Le NPD a clôturé son congrès bisannuel à Ottawa dimanche, où s’étaient réunis un peu moins de 2000 militants, dont 207 du Québec. Le parti a profité de l’événement pour adapter son offre politique à la Belle Province. Les militants ont appuyé une résolution pour une déclaration de revenus unique qui serait gérée par Revenu Québec. Ailleurs au pays, c’est plutôt l’Agence du revenu du Canada qui perçoit les impôts puis les transfère aux gouvernements provinciaux. Le NPD devient la seule formation politique fédérale à appuyer cette idée et se fait ainsi l’écho de la Coalition avenir Québec et du Parti québécois.

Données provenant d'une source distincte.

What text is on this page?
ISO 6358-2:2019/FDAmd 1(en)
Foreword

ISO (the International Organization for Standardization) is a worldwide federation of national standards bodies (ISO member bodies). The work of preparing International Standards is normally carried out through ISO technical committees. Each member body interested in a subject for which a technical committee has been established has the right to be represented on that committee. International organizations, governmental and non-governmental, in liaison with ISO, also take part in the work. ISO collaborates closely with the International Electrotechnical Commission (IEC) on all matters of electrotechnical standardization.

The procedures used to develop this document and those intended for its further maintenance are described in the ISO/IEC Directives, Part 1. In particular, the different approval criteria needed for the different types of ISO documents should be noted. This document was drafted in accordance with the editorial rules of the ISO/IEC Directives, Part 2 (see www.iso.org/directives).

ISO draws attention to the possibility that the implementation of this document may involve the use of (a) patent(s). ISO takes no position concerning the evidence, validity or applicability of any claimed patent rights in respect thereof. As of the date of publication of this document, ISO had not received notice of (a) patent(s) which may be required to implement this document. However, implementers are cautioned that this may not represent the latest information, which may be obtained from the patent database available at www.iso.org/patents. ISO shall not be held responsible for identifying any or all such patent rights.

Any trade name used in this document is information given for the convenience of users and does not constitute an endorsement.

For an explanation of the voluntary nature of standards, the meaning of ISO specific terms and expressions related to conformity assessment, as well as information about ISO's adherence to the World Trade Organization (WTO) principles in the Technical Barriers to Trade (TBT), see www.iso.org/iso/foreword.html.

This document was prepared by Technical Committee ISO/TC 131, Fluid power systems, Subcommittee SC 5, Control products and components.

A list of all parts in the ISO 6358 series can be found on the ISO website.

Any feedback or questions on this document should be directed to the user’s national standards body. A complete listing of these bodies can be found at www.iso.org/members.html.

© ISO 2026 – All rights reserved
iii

La question constitutionnelle
L’autre résolution destinée au Québec indique que le rapatriement de la Constitution canadienne sans l’accord du Québec fut une «erreur historique». Par cette résolution, le NPD se fit favorable à «tout effort sérieux visant à reconnaître le caractère national du Québec et à assurer son adhésion au cadre constitutionnel canadien ».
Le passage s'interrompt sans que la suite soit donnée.